As we get accustomed to more pain than ever at the pump, New Zealand drivers are being urged not to give into the temptation to fuel up with lower-grade petrol to save a buck.
Since Russia invaded Ukraine, petrol prices have been volatile, with global benchmark Brent crude recording its biggest decline since April 2020 on Wednesday - just a couple of days after hitting a 14-year high at over $139 a barrel. Despite the drop, Brent crude is now hovering around $110 a barrel.
With petrol prices likely to hit new record highs in the coming weeks, the Motor Industry Association (MIA) is warning New Zealanders not to consider using lower-grade fuel than their car requires.
The MIA says owners of cars that require a higher grade of fuel, such as 95 or 98 octane, risk doing long-term damage to their engine if they use a lower grade of petrol than is recommended.
"Owners of cars that require higher octane petrol may be tempted to use 91 octane to save a few bucks, but it is a false economy," Mark Stockdale, MIA Principal Technical Advisor, says.
"If you use a lower grade than required, you risk damaging the engine which will cost far more than any saving in the price of fuel."
Stockdale says cars that require higher-octane fuel are not designed to run on a lower-grade petrol, and major engine damage could result from regular use.
The MIA says approximately 20 percent of new petrol cars sold require a minimum of 95 octane.
"The bottom line is, if you use 95 or 98 now, stick with that grade and don't be tempted to switch 91 octane."
Earlier on Friday, Hamilton-based fuel supplier Waitomo Group warned "unprecedented price increases" internationally mean petrol is about to get more expensive.

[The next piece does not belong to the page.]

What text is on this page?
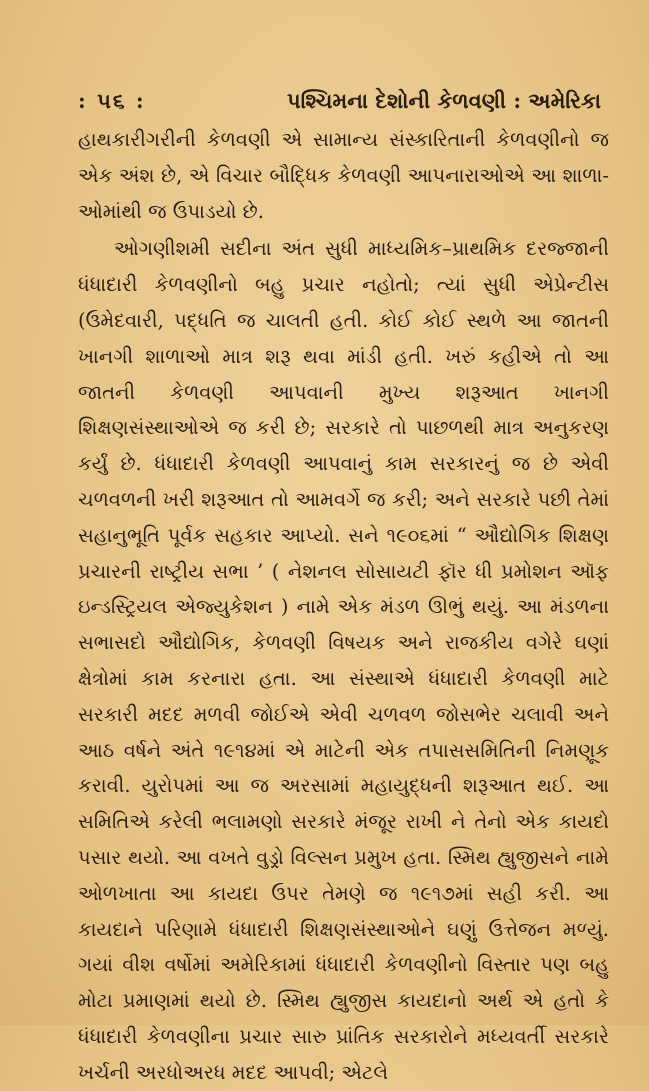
: ૫૬ :	પશ્ચિમના દેશોની કેળવણી : અમેરિકા

હાથકારીગરીની કેળવણી એ સામાન્ય સંસ્કારિતાની કેળવણીનો જ એક અંશ છે, એ વિચાર બૌદ્ધિક કેળવણી આપનારાઓએ આ શાળા-ઓમાંથી જ ઉપાડયો છે.

ઓગણીશમી સદીના અંત સુધી માધ્યમિક–પ્રાથમિક દરજ્જાની ધંધાદારી કેળવણીનો બહુ પ્રચાર નહોતો; ત્યાં સુધી એપ્રેન્ટીસ (ઉમેદવારી, પદ્ધતિ જ ચાલતી હતી. કોઈ કોઈ સ્થળે આ જાતની ખાનગી શાળાઓ માત્ર શરૂ થવા માંડી હતી. ખરું કહીએ તો આ જાતની કેળવણી આપવાની મુખ્ય શરૂઆત ખાનગી શિક્ષણસંસ્થાઓએ જ કરી છે; સરકારે તો પાછળથી માત્ર અનુકરણ કર્યું છે. ધંધાદારી કેળવણી આપવાનું કામ સરકારનું જ છે એવી ચળવળની ખરી શરૂઆત તો આમવર્ગે જ કરી; અને સરકારે પછી તેમાં સહાનુભૂતિ પૂર્વક સહકાર આપ્યો. સને ૧૯૦૬માં “ ઔદ્યોગિક શિક્ષણ પ્રચારની રાષ્ટ્રીય સભા ’ ( નેશનલ સોસાયટી ફૉર ધી પ્રમોશન ઑફ ઇન્ડસ્ટ્રિયલ એજ્યુકેશન ) નામે એક મંડળ ઊભું થયું. આ મંડળના સભાસદો ઔદ્યોગિક, કેળવણી વિષયક અને રાજકીય વગેરે ઘણાં ક્ષેત્રોમાં કામ કરનારા હતા. આ સંસ્થાએ ધંધાદારી કેળવણી માટે સરકારી મદદ મળવી જોઈએ એવી ચળવળ જોસભેર ચલાવી અને આઠ વર્ષને અંતે ૧૯૧૪માં એ માટેની એક તપાસસમિતિની નિમણૂક કરાવી. યુરોપમાં આ જ અરસામાં મહાયુદ્ધની શરૂઆત થઈ. આ સમિતિએ કરેલી ભલામણો સરકારે મંજૂર રાખી ને તેનો એક કાયદો પસાર થયો. આ વખતે વુડ્રો વિલ્સન પ્રમુખ હતા. સ્મિથ હ્યુજીસને નામે ઓળખાતા આ કાયદા ઉપર તેમણે જ ૧૯૧૭માં સહી કરી. આ કાયદાને પરિણામે ધંધાદારી શિક્ષણસંસ્થાઓને ઘણું ઉત્તેજન મળ્યું. ગયાં વીશ વર્ષોમાં અમેરિકામાં ધંધાદારી કેળવણીનો વિસ્તાર પણ બહુ મોટા પ્રમાણમાં થયો છે. સ્મિથ હ્યુજીસ કાયદાનો અર્થ એ હતો કે ધંધાદારી કેળવણીના પ્રચાર સારુ પ્રાંતિક સરકારોને મધ્યવર્તી સરકારે ખર્ચની અરધોઅરધ મદદ આપવી; એટલે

"Today, we've been advised by our supplier that prices are increasing, with the biggest single jump in our wholesale price seen in my time," managing director Jimmy Ormsby said.
"We can't absorb all that rise ourselves - so pump prices are going to have to respond."
Ormsby warned a "jump of this level" will hurt customers and businesses "big time".
"Get in now, fill up as much as you can. We will supply as much as we can at the lower price until 6pm, but from then on, prices will start climbing, reflecting the unprecedented price increase we've received."